Background: In recent years, the unique physical and chemical properties of carbon nanostructures has led to many advancements in various fields, including chemistry and pharmaceuticals. Graphene is one of the carbon nanostructures which have attracted significant attention from researchers in adsorption and release of various drugs. Due to the high surface area of graphene, it can be used as a biological carrier in drug delivery. In this study, the interaction of aspirin with a graphene sheet doped with aluminum (graphenealuminum) and possibility of stable complex formation between them were investigated using the theoretical study.
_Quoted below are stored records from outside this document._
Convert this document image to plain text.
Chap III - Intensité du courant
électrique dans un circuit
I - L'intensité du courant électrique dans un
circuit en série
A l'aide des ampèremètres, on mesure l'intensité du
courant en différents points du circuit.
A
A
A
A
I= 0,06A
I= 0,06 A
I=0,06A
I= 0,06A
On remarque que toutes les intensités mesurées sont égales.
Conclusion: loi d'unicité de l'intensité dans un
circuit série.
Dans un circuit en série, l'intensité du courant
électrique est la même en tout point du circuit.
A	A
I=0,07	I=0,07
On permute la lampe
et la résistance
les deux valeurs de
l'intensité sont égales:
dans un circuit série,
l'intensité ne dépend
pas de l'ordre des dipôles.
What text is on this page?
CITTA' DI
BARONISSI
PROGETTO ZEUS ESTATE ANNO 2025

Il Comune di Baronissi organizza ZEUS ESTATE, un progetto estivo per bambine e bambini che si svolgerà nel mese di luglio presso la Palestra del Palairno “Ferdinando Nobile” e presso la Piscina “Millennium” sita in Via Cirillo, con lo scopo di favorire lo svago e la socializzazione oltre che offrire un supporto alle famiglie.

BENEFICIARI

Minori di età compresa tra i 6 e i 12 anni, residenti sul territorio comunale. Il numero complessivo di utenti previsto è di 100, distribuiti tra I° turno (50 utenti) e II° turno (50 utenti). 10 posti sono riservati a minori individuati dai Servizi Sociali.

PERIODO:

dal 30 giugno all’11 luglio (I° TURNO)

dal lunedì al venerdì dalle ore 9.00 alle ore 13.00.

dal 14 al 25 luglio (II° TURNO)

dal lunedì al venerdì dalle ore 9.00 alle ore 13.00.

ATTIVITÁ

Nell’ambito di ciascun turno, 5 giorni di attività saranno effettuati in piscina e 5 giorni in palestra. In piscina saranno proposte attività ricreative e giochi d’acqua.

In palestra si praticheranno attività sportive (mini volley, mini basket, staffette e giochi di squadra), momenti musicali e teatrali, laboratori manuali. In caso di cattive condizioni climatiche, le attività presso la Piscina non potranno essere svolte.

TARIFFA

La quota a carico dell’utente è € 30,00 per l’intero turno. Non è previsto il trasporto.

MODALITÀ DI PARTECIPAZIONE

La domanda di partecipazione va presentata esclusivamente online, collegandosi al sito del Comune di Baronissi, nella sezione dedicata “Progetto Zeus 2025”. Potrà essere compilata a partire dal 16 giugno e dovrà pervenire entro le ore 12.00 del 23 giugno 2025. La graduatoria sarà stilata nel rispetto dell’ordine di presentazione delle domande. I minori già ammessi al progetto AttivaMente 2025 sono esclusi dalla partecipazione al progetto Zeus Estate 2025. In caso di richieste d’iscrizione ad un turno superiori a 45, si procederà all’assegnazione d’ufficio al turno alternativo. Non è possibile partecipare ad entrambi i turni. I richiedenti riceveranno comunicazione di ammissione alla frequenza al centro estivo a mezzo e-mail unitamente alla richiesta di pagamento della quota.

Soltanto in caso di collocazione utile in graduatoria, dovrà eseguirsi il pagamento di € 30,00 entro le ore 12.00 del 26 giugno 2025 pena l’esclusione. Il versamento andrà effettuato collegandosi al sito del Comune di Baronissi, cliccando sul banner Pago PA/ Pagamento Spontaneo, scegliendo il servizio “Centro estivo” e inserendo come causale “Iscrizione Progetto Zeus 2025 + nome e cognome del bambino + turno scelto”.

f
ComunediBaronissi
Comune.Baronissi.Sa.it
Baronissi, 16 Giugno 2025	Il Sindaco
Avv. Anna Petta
Materials and methods: The performance of carbon nanostructures for adsorption of aspirin on graphenealuminum was evaluated using quantum computation. The calculations were performed using density functional theory modified with dispersion forces (DFT-D) and basic functions by using of ORCA software. Results: Adsorption energy and electronic structure of aspirin /graphene-aluminum system were calculated. The measured adsorption energy and bond distance were −53.08 (kcal/mol) and 1.888 Å, respectively. The distribution of electron charge also indicated the continuity of electron clouds between drugs and nanostructure. Conclusion: The results showed that a strong bond formed between aspirin and graphene-aluminum and the complex formed in the aqueous medium was thermodynamically stable. Regarding the possibility of stable complex formation, graphene-aluminum was expected to be suitable nanocarier for delivery of aspirin to target cells.